Amret reins in international stakeholders

Amret Microfinance is one of the oldest lenders in Cambodia, opening their doors in 1991, and is currently the third largest microfinance operator in the country.

They are unique in that the majority of their shareholders are international financial institutions, which gives them a number of advantages over smaller, home-grown microfinance lenders.

Deputy Chief Executive Officer Dos Dinn explains: “Currently we have five shareholders, and three of them are major shareholders.”

He goes on, “The main one is the Advans Group, who are incorporated in Luxembourg and they operate microfinance in Africa and Asia and they’re a world-class shareholder, and they hold up to 53 per cent, and the other two are IFC, a member of the World Bank Group, and FMO, the entrepreneurial development bank of The Netherlands, which each hold up to 20 per cent of the shares.

Dos Dinn says that the most important advantage brought by the international investors is knowledge. “Advans do not operate only in Cambodia, but in many other countries, so the first thing is knowledge sharing and transferring, so they know what works and what doesn’t work, so they can transfer that and share with us.

Technology is becoming an increasingly important part of the credit industry in Cambodia, which Dos Dinn acknowledges. “Technology is important, so we’re currently working on mobile banking, and they have similar projects in other countries, so they bring experts and help us to run the project, so this is kind of a good thing that they bring to us.”
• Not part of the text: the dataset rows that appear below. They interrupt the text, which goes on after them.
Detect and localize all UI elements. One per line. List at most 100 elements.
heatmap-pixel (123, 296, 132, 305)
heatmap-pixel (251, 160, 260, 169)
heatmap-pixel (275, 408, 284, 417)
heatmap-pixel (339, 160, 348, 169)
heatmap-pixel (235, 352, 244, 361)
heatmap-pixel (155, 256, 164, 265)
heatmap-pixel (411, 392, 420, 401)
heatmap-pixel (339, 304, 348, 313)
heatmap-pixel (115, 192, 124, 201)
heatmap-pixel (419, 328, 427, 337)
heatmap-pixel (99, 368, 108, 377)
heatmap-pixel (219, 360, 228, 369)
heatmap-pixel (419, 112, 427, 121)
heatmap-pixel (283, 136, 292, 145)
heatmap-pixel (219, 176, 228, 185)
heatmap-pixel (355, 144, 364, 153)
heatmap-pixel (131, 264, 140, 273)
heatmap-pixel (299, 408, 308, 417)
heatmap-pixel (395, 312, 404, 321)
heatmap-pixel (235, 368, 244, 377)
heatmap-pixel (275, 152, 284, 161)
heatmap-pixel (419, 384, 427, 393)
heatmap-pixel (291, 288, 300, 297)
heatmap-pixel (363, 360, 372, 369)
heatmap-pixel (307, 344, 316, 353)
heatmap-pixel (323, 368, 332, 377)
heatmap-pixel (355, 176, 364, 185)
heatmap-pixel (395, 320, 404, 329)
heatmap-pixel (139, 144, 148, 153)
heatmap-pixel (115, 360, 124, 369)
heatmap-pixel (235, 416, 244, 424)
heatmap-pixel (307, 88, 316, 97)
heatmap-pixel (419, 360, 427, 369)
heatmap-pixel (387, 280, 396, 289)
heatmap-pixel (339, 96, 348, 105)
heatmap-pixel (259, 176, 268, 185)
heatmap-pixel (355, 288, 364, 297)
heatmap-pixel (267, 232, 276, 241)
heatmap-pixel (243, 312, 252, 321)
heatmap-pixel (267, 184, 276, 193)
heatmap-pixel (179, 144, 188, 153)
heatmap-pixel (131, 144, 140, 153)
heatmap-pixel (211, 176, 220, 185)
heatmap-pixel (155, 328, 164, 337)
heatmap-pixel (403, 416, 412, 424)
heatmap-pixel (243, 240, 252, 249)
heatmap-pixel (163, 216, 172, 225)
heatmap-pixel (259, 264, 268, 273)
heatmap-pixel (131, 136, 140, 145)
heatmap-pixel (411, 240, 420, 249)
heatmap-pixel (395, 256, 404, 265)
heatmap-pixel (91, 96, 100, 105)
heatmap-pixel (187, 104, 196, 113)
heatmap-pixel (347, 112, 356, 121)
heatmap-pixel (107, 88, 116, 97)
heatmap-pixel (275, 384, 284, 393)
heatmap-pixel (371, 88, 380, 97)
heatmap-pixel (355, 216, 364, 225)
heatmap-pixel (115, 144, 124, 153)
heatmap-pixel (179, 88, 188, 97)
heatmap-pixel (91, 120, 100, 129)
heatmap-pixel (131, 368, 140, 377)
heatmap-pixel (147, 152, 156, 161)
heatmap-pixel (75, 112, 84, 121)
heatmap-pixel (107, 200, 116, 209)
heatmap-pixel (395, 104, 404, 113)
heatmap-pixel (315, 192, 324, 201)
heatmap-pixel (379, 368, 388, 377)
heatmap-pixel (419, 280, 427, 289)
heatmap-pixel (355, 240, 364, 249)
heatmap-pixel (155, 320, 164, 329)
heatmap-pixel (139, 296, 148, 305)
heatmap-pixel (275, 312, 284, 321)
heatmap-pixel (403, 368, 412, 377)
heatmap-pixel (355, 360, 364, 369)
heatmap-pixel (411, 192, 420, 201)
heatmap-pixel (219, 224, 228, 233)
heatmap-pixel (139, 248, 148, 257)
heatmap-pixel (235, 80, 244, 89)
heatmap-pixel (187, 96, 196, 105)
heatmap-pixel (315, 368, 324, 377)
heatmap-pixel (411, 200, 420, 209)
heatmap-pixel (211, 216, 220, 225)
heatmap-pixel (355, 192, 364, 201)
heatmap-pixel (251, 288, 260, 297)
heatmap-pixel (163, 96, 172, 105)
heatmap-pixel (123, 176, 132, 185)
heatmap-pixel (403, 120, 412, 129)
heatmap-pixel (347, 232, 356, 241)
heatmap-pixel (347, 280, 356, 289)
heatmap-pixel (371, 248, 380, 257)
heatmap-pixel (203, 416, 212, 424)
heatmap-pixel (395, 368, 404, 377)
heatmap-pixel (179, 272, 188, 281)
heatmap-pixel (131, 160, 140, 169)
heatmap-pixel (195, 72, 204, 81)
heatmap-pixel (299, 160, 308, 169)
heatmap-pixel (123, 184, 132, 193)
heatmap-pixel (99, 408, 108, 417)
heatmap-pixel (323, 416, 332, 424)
The international investors bring a level of trust and cachet to Amret. “Having international shareholders also helps us to increase our name and our image in the international market, so it helps us with access to funding because international lenders trust the group.”

And Amret’s business is growing impressively. As Dos Dinn explains, the scale of the business is growing at startling rates. “Up to now we have about 340,000 credit clients and about 200,000 depositors. In 2015 we lent around $460 million. And this year we plan another $640 million in loan disbursements to around 380,000 clients. So that’s about 40 per cent growth this year.”

These long-term loans will enable Amret to help raise incomes, expand businesses, and create jobs throughout the country.

As Dos Dinn notes, most of their business is done with micro and small and medium enterprises. “We mostly offer loans for business activities but also for consumption like home improvements, but that’s small; the major part of our loan portfolio is on the business side.”

The executive says in the 20 years he has been in the industry, the business has changed a lot, but it is still not entirely motivated by the hunt for profits. “The market now is quite tough, and competition is increasing very much, so to target high growth is not really a good thing.”

Dos Dinn says the company’s plans could involve some big changes in the future. “We’re looking at offering more services like transfers and bill payments. Its part of our plan as well, we are trying to assess it, but the idea is to transform into a commercial bank.”